What can be improved
- Longer words can be sent as a set of 2-3 images to increase accuracy instead of compressing and reducing quality.
- Develop a link Quiz-Up type social application which encourages users to compete. Competition element is of benefit to both users and requesters.
- Additional tasks through this medium could be explored - such as describing images, songs and issues requiring local knowledge.
- Partnerships with carriers to reduce service fee and increase worker payment.
Flash team is a framework for the management and assembly of expert crowd-sourcing. The usual crowd-sourcing tasks are effective for tasks that could be accomplished with minimal skill sets, whereas tasks like software development and design, that require certain expertise, remain largely out of reach. The paper focuses on a platform called Foundry to accomplish such a goal of trying to solve complex, interdependent problems with sufficient feasibility, by structuring the collaborations and assembling the expert crowd. Each task is divided into micro-tasks or modules with a team responsible for each task. To avoid diffusion of responsibility, there is a Directly Responsible Individual (DRI) who can make sure the modules are fulfilled in the given time.
- Foundry takes on managerial responsibilities, minimizing the responsibilities of the end user (requester) who might not be a natural manager. But he has a complete control over the progress of the task. He can pause, tweak the team structure and resume. The modules are visualized as “blocks” that have input and output tags. The end user just has to follow the arrows to track the flow of responsibilities.
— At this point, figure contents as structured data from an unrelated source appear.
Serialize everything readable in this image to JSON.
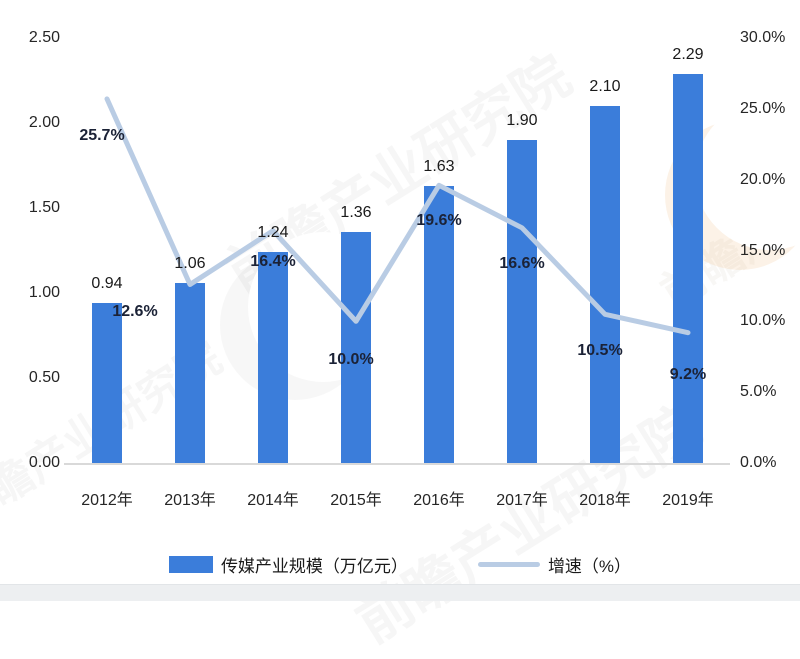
{
  "chart_data": {
    "type": "bar+line combo",
    "categories": [
      "2012年",
      "2013年",
      "2014年",
      "2015年",
      "2016年",
      "2017年",
      "2018年",
      "2019年"
    ],
    "series": [
      {
        "name": "传媒产业规模（万亿元）",
        "type": "bar",
        "axis": "left",
        "color": "#3B7DDA",
        "values": [
          0.94,
          1.06,
          1.24,
          1.36,
          1.63,
          1.9,
          2.1,
          2.29
        ],
        "labels": [
          "0.94",
          "1.06",
          "1.24",
          "1.36",
          "1.63",
          "1.90",
          "2.10",
          "2.29"
        ]
      },
      {
        "name": "增速（%）",
        "type": "line",
        "axis": "right",
        "color": "#B9CCE4",
        "values": [
          25.7,
          12.6,
          16.4,
          10.0,
          19.6,
          16.6,
          10.5,
          9.2
        ],
        "labels": [
          "25.7%",
          "12.6%",
          "16.4%",
          "10.0%",
          "19.6%",
          "16.6%",
          "10.5%",
          "9.2%"
        ]
      }
    ],
    "left_axis": {
      "min": 0.0,
      "max": 2.5,
      "ticks": [
        "2.50",
        "2.00",
        "1.50",
        "1.00",
        "0.50",
        "0.00"
      ]
    },
    "right_axis": {
      "min": 0.0,
      "max": 30.0,
      "ticks": [
        "30.0%",
        "25.0%",
        "20.0%",
        "15.0%",
        "10.0%",
        "5.0%",
        "0.0%"
      ]
    },
    "grid": "baseline-only",
    "legend_position": "bottom",
    "title": ""
  },
  "legend": {
    "bar_label": "传媒产业规模（万亿元）",
    "line_label": "增速（%）"
  },
  "watermark": {
    "text": "前瞻产业研究院"
  }
}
- Despite being a sequential flow, the tasks are also pipe-lined to minimize the time taken to complete the task. Some processes can run parallel too.
- Team structure and modular design simplify the management of the expert crowd.
- Updating of schedules and elasticity in the crowd size are a plus.
- Path search support enables the user to assign tasks to new combinations of teams based on their previous experiences without having to spend time scouting for individual experts to form a team.
What can be improved
- New workers with little or no experience in crowd sourcing but sufficient expertise are ignored in the path search since previously used teams are used again. Our suggestion: there should be an initial task given to test and rate a new worker.
- Miscommunication and arguments in a flash team leads to a delay in the completion of the task, the workers are fired or they just quit. Such disputes should be settled be settled with one person, the user or the DRI. The user can keep a track of the workflow and give continuous feedback about the direction headed by the flash team.
- Team motivation can be strengthened by enabling workers to form loose clusters that can be hired together (or not, depending on the user's will). This can also reduce the conflicts faced within a flash team.
- The DRI can evaluate the workers he is responsible for, and the user can in turn evaluate the DRI to estimate the efficiency of a particular team. New combinations of team sets comprising of the same workers can be compared and efficiency can be maximized.